ANR : Quel âge avais-tu lorsque « Ænema » est sorti en 1996 ?

JL : (Sourire) Je pense que j’avais treize ans. Mais j’ai découvert cet album plus tard, au début des années 2000, au moment où Tool a publié « Lateralus ». Ils savent parfaitement comment te faire voyager, créer des sentiments. Je te citerai également Radiohead, probablement un des groupes les plus intègres, ils étaient énormes lorsqu’ils ont sorti « Kid A » au début des années 2000, et la prise de risque à changer de direction artistique était maximale au sortir de leur période « OK Computer », leur démarche était si sincère qu’elle forçait l’admiration. Ils sont parvenus à changer radicalement de cap musical tout en délivrant une musique parfaite, cela m’a influencé même si je ne me considère pas tout à fait comme un « fan » de Radiohead. Je suis également influencé par Alice in Chains, Soundgarden, il y en a tellement !

ANR : Votre premier album publié en 2019, intitulé « Moving Backwards », a plutôt fait bonne impression. Quel bilan tires-tu de cette période, qui se termine le 26 mars prochain ?

JL : En premier lieu, de concerts fantastiques au cours de l’année 2019, notamment en Allemagne, et en première partie de groupes plus installés comme Children of Bodom et Katatonia. L’accueil qui a été fait à notre premier disque nous a réellement stupéfiés ! Nos morceaux sont souvent très longs, donc peu diffusables à la radio, pourtant tant notre management que le public nous ont de suite soutenus, et sans faille !

ANR : Votre deuxième album, « Resident Human », sort le 26 mars 2021. J’ai vu que vous avez attaqué le travail vers le début de l’année 2020… Je suppose que vous avez mis le vide de l’année 2020 à contribution afin de travailler sur ce disque ?
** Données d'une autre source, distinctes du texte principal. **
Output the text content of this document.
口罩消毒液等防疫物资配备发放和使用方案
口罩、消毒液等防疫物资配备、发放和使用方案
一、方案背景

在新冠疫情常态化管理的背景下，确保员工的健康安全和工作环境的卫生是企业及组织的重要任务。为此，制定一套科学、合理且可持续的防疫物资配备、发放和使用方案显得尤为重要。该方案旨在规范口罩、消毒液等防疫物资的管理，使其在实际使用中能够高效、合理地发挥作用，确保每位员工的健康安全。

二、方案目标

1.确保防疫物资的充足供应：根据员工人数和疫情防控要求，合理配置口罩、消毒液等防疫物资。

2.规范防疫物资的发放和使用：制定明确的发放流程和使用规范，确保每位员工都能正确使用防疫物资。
JL : Nous avions un certain nombre de dates de prévues pour l’année 2020, en tant que tête d’affiche ou en soutien à la tournée d’Apocalyptica. L’annulation de celles-ci a constitué comme une opportunité à nos yeux, celle de pouvoir travailler d’arrache-pied à la réalisation de ce disque. Pour être honnête, et de façon presque égoïste, je considère que c’était presque un luxe de pouvoir nous concentrer à sa conception !

ANR : Pandémie suite et fin. Pour ma part, j’avais projeté de vous voir en première partie d’Epica et de vos compatriotes d’Apocalyptica au Zénith de Paris en décembre 2020 puis en avril 2021, et qui est désormais reporté au 14 mars 2022… Vous avez néanmoins eu la possibilité de jouer dans deux festivals finlandais l’été dernier… Un mot sur le plaisir de pouvoir se produire au cours de l’année 2020 ?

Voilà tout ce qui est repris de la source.